So the president of the United States, when he wasn’t exacerbating trade tensions with China, decided to do some 2020 Democratic presidential horse-race handicapping today:
You’d think, given the trajectory of his own campaign for president in 2016, he’d be a bit slower to jump to conclusions. At this point in the 2016 cycle, Trump wasn’t even a candidate (he formally announced in June of 2015). According to the RealClearPolitics polling averages as of May 10, 2015, here were how the candidates ranked: Jeb Bush 15.5 percent; Marco Rubio 14.3 percent; Scott Walker 12.3 percent; Rand Paul 10.0 percent; Ted Cruz 8.8 percent; Mike Huckabee 7.5 percent; Chris Christie 5.5 percent.

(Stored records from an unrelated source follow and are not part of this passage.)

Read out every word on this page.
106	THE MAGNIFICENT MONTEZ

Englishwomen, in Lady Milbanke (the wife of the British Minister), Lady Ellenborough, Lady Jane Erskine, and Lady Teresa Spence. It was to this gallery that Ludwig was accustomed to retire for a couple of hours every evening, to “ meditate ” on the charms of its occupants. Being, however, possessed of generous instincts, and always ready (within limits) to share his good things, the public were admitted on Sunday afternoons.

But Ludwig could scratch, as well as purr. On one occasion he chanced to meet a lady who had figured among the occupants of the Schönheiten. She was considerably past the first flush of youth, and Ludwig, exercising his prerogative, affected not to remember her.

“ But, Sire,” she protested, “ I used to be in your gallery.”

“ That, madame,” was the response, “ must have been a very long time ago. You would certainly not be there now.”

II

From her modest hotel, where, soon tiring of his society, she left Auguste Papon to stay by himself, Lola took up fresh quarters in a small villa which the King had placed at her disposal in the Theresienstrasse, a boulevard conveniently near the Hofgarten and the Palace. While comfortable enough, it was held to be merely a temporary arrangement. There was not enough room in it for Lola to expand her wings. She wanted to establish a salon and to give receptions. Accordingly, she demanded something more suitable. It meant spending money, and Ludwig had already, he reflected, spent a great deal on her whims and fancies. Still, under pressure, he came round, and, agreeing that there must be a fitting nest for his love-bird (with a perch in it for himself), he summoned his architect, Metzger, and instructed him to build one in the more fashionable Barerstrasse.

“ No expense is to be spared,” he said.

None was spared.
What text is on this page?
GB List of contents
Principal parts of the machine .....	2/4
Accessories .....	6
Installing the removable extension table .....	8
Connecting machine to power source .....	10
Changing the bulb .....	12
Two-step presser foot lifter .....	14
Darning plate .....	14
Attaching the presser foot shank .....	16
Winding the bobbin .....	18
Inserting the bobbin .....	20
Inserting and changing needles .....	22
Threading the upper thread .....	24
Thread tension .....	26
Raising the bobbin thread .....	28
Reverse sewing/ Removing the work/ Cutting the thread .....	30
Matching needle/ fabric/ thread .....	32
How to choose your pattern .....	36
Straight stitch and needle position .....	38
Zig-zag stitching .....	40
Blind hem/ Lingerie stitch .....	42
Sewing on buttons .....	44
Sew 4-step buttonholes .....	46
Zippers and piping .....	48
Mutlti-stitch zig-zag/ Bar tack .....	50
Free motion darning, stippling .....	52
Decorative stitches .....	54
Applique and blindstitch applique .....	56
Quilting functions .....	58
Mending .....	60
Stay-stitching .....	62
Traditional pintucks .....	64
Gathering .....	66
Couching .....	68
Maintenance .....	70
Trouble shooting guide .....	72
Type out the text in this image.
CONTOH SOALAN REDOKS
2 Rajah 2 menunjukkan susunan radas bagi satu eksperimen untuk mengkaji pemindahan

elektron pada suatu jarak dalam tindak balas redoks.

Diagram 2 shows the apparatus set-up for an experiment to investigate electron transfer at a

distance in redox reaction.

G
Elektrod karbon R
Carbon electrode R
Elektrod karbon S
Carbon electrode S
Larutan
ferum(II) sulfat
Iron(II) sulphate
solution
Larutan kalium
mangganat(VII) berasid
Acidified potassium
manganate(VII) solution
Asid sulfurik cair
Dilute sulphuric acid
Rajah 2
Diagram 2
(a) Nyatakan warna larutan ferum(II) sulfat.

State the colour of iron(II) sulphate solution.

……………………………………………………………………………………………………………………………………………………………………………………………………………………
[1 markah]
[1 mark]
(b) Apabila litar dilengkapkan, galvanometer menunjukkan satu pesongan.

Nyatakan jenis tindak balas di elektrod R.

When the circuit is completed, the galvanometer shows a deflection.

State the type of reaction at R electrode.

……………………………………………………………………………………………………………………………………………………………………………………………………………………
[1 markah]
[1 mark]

While the 2016 Republican field was nearly as large (with 16 candidates) as the 21-and-counting Democratic cast of characters for 2020, there was no clear front-runner until Trump surged into the lead in the late summer of 2015, hitting 30 percent in the polls in mid-September.
The rest of the candidates could never get a clear advantage over each other, which may be one reason that anti-Trump Republicans never settled on a consensus challenger to the mogul until it was far too late. A Quinnipiac poll in late May 2015 showed five candidates (Bush, Carson, Huckabee, Rubio, and Walker) tied for the lead with 10 percent.
Perhaps Biden and Sanders will maintain their one-two position (though one recent national survey, also from Quinnipiac, placed Elizabeth Warren in second place) through the long slog of 2019 into the voting phase of the competition in 2020, gradually consolidating strength as lesser candidates run out of money and luck. But it’s far too early to tell, and you’d think a politician who had been counted out repeatedly in both the primaries and the general-election contest in 2016 would not be so quick to say anyone is “fading fast.”